The Delhi Police launched a “door-to-door search operation” and within two hours, they managed to trace her location to a house in Rohini’s Sector 21 from where she was rescued, the police said.
“The woman was found living in an unhygienic condition and it looked like her house had not been cleaned in years. The woman was of poor mental health possibly due to breakdown of her marriage and a huge financial burden from past loans,” deputy commissioner of police (Rohini) Pramod Kumar Mishra said.
DCP Mishra said on Wednesday around 11pm -- it was around 6.30pm in London -- the 42-year-old woman sent the email to Johnson, seeking his urgent help and sounding to be in an extremely distressed state of mind. She further said that “if help is not met in the next two hours, she would commit suicide”.
“The Indian high commission in London immediately contacted the MEA officials in India and sought their quick response as the woman’s life appeared to be at stake. Subsequently, the information reached Aman Vihar police station from where 10 personnel were sent to locate her,” Mishra said.
The information sharing procedure from London to the Delhi Police involved multiple channels and took around 45 minutes.
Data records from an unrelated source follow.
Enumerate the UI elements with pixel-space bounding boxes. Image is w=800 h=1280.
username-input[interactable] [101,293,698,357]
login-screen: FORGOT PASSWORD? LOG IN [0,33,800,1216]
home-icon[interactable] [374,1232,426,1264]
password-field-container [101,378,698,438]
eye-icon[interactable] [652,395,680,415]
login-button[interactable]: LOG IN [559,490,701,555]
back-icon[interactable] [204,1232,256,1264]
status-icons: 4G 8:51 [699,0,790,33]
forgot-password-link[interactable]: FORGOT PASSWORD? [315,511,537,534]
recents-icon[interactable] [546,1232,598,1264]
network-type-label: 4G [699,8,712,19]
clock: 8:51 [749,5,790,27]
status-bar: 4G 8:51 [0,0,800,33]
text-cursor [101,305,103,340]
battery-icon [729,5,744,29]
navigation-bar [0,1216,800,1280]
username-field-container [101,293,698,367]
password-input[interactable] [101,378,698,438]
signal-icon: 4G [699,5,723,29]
The 10-member Aman Vihar police team took around an hour to locate her, said a police officer, requesting anonymity.
Asked how the woman got Johnson’s email address, DCP Mishra said, “She is being counselled. As and when we get this information, we will share it.”
An officer, who was part of the rescue team, said the rescue was difficult as they only had her name and an incomplete address to go by. The team had to undertake a door-to-door search. All the while, police kept trying the phone number mentioned in the email, but there was no answer.
“With the help of local security guards and residents, we reached the building where the woman lived alone on the third floor. However, despite our repeated persuasions, the woman did not open the door. So, we called in a team from the fire department and while they were about to break open the door, she opened it,” the officer said.
DCP Mishra said the woman looked fraught with anxiety and fear.She requested the rescue team to leave and told them that “she was okay”. Obliging her, only a few officers stayed back while the others left. Thereafter, the officers counselled her and went inside the house to find some 16-18 cats roaming around, he said.
During the course of counselling, the officer said, the woman told them that she used to teach at a municipal school but resigned because of personal reasons. The woman also spoke of her divorce, almost a decade ago, and her financial crisis.
“It appears that the stress of the financial burden took a toll on her mental health. We called in two psychologists and a doctor to address her problems and advise us if we should obtain the requisite assent to shift her to the Institute of Human Behaviour & Allied Sciences for further treatment,” DCP Mishra said.
A police officer said the woman is currently at her home and is being counselled. Her house has also been cleaned, the officer said.
No other official comment was forthcoming on the matter.